In Kensington, hostility to May’s plan to pursue a severe version of Brexit was pronounced. The Conservative incumbent, Victoria Borwick, broke with her constituents, 68 percent of whom voted to remain, and cheered Brexit. That almost led Lorna Ghali, a 52-year-old artist, to vote Labour, though she chose not to because she said she distrusts Corbyn. Conservatives said it was the foibles of their incumbent that cost Conservatives the seat, as she squandered the 7,000-vote majority she enjoyed in 2015. 

But Labour’s Emma Dent Coad, the local council member who unseated her by a razor-thin margin of 20 votes, said her victory owed to the mobilization of forgotten residents of Kensington.

“The Conservative government has pillaged people’s lives,” said Dent Coad, who managed an 11 percent swing to Labour. She held up her win as evidence that Labour did not need to move to the center to win traditional Tory seats, pledging, “If I can do it here, there is a way forward in future elections. We’re not a microcosm, per se, but we do have all types of voters here.”

Kensington is a spectacle of great fortune.

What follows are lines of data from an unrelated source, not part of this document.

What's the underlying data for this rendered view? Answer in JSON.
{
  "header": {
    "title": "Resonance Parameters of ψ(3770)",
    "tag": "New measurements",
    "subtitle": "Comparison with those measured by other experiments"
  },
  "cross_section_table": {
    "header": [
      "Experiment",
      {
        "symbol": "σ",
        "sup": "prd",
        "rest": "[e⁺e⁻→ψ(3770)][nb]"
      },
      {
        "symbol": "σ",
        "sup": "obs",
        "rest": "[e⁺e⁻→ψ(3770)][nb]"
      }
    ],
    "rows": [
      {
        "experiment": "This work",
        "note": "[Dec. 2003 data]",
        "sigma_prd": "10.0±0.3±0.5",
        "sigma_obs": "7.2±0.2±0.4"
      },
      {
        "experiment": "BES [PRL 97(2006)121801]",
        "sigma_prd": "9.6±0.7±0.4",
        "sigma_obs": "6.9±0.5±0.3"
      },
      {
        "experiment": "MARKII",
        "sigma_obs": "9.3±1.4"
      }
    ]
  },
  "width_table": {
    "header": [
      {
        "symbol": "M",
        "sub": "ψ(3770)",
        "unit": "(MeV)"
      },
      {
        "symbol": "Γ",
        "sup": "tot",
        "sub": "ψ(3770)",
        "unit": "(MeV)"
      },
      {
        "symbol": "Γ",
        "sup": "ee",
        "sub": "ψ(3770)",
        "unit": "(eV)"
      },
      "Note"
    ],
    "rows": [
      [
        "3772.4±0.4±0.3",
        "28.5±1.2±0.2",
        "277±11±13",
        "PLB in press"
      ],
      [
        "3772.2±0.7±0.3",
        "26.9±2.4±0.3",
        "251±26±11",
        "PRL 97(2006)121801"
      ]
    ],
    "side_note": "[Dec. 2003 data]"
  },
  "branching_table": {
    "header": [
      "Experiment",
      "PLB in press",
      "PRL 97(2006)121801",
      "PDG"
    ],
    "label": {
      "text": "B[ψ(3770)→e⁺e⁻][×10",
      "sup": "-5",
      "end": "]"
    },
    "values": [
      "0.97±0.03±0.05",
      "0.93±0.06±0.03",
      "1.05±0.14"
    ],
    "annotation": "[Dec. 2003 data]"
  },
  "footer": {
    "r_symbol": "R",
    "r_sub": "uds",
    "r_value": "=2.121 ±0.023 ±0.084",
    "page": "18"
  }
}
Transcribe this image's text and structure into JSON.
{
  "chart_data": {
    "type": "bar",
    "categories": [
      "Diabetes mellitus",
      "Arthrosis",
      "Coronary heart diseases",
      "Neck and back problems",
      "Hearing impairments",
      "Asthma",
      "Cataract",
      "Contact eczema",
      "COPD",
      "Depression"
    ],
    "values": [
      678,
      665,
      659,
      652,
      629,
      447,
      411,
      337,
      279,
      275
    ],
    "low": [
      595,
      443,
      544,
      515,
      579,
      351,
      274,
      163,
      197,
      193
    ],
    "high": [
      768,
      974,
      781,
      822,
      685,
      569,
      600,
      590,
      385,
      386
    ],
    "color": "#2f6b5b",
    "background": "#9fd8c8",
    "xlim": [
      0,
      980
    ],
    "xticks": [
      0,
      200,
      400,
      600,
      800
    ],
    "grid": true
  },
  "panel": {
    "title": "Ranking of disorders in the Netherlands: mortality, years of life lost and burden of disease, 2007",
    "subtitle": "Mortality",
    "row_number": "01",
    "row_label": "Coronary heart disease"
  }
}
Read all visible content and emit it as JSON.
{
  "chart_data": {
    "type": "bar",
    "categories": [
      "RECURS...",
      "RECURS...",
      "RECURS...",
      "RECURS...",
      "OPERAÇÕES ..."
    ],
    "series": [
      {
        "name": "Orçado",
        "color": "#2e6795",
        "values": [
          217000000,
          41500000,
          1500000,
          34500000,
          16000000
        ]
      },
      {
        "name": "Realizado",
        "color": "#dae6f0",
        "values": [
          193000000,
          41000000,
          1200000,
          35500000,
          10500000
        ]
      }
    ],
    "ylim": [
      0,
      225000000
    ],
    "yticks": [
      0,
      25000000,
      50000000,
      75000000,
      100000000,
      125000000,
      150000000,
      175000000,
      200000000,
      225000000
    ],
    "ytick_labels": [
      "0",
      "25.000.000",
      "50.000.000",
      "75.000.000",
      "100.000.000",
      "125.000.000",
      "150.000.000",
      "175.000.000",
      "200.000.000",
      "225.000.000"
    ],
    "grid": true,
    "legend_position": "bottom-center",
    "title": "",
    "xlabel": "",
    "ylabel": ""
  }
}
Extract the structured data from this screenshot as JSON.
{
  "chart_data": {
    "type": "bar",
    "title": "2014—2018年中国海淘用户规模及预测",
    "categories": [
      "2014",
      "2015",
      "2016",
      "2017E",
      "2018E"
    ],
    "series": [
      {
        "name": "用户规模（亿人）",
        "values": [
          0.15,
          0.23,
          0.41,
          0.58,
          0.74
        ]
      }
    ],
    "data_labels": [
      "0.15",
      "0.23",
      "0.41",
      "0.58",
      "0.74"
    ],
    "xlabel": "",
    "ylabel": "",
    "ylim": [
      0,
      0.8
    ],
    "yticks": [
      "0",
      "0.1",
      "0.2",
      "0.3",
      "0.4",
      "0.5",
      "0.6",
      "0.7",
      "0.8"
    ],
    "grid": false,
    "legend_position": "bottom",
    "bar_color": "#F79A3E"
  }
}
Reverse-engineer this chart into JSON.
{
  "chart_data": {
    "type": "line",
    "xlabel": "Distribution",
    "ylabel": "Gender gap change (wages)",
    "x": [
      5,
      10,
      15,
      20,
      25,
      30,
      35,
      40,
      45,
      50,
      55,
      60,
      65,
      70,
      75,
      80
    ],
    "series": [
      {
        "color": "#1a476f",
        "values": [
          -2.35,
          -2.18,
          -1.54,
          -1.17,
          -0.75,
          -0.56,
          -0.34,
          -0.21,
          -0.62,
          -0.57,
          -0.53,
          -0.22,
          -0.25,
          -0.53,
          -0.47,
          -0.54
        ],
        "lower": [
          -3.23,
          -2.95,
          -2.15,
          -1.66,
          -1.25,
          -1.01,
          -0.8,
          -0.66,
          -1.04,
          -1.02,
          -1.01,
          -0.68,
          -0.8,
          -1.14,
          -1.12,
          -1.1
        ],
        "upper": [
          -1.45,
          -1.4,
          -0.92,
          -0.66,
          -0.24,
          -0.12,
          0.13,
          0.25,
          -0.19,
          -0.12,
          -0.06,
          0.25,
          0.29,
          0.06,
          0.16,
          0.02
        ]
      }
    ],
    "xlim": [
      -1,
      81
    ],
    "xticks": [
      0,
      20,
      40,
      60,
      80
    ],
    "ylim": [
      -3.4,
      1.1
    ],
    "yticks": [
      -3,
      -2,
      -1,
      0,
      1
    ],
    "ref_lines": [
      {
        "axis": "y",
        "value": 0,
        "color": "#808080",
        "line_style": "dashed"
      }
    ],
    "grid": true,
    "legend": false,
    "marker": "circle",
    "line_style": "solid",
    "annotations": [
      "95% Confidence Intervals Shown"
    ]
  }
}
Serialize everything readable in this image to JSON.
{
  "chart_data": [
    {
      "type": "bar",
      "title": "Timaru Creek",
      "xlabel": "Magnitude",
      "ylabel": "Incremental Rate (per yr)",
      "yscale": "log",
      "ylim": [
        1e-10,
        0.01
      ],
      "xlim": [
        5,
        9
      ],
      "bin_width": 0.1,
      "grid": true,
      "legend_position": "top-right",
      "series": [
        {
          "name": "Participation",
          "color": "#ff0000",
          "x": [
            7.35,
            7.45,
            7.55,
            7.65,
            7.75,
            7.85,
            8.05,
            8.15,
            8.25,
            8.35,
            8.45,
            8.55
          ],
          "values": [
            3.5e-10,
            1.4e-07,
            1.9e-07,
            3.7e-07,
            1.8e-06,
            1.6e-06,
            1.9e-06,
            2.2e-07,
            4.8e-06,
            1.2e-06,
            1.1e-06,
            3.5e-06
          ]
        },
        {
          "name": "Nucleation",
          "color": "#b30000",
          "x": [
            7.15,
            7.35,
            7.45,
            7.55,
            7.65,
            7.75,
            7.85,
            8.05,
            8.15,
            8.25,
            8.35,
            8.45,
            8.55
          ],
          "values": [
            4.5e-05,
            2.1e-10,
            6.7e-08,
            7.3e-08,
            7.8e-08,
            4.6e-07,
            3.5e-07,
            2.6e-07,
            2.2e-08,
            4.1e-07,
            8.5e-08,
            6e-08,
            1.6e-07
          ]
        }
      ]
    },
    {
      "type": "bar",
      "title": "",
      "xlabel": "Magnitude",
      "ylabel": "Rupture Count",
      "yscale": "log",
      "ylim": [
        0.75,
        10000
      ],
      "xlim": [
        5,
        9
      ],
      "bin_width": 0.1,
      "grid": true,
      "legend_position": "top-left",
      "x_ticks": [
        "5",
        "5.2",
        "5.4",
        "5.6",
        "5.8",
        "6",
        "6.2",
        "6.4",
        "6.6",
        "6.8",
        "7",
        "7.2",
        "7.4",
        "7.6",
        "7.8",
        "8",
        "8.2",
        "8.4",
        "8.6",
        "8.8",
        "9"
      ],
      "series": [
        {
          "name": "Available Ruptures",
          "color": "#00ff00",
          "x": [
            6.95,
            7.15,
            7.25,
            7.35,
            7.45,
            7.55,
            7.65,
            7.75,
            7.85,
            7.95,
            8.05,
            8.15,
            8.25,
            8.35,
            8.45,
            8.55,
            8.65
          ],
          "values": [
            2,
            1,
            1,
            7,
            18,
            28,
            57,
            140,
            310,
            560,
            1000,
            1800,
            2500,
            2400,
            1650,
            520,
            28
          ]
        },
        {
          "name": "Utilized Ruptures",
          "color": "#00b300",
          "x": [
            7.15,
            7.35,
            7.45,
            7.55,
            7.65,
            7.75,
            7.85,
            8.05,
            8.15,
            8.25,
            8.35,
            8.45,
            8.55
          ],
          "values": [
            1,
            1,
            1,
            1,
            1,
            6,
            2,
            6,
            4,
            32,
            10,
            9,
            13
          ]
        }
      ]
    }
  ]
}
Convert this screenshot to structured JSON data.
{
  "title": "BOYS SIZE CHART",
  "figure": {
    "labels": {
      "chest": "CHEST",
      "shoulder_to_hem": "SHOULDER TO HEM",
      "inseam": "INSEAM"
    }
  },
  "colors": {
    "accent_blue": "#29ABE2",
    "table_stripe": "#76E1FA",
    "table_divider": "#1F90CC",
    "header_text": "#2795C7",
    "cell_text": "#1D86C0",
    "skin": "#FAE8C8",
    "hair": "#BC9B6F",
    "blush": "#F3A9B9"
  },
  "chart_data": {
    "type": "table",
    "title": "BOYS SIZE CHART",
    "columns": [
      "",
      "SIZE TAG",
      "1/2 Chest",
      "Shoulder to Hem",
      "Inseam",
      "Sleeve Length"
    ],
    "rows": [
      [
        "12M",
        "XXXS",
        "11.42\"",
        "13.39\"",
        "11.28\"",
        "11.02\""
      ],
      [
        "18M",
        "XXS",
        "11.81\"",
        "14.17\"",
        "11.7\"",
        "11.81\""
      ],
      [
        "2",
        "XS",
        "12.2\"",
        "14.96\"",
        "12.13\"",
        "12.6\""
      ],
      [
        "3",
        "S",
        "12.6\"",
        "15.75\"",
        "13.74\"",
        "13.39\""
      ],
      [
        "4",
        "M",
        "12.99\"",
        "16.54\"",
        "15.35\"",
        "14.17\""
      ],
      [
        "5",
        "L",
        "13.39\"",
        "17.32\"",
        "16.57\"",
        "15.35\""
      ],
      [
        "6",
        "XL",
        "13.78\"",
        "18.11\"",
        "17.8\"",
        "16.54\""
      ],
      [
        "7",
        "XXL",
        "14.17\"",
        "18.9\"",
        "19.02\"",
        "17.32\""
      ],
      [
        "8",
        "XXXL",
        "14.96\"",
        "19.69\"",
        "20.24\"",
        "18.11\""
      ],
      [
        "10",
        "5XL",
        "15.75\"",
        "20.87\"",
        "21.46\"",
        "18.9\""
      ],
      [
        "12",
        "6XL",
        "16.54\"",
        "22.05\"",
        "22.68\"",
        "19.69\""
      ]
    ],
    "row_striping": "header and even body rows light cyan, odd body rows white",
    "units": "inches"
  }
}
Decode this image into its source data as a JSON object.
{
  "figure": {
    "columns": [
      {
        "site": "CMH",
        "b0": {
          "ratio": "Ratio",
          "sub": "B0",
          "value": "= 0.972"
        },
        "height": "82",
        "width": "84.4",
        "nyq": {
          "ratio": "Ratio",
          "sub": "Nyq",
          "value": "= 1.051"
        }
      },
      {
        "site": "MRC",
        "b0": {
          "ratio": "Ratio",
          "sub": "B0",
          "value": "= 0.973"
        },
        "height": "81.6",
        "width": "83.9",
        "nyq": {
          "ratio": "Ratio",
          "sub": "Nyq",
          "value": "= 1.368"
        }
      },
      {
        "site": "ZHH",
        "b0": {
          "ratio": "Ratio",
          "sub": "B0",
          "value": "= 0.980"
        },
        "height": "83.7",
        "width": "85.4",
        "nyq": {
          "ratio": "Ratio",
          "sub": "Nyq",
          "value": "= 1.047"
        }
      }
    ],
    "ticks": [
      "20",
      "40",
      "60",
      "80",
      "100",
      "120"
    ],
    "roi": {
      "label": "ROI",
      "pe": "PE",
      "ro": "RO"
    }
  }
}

But it is also a study in contrasts — an illustration of how inequality works in London. 

Just steps from a stylish Kensington cafe frequented by David Cameron, the Conservative prime minister felled by Brexit, sits Trellick Tower, a 31-story, brutalist housing complex. Many of the units are subsidized by the state.

One of Trellick’s residents is Ed Davis, 38, who voted for the first time Thursday — for Labour. Pollsters said an even greater factor in Kensington than people who switched parties may have been nonvoters who chose to enter the fold for the first time.

Davis declared himself part of the “disenfranchised generation” — arriving at political consciousness under the premiership of Tony Blair, the Labour politician who fell into disfavor by supporting the war in Iraq. 

With Corbyn, Davis said, he saw “a glimpse of something genuine.”

“I never felt like I had something to vote for,” said Davis, who owns a moving company. “But I saw the connection that Corbyn was having with the mass population, and I also got pretty offended by the Conservatives.”

Sarah Harper, an expert in population studies at the University of Oxford, said Kensington’s flip illustrates unique demographic changes in cities, as the neighborhood has seen an influx of people in their 30s and 40s, as well as a large overseas-born population.

This portrait of Kensington belies the idea that its more comfortable residents are knee-jerk Conservative voters, said the independent candidate for Parliament, James Torrance. The assumption finds expression in the saying that people “would vote for a donkey if it had a blue rosette on it,” he said, referring to the Conservative emblem.

That joins a long list of suppositions shattered by another unpredictable British vote.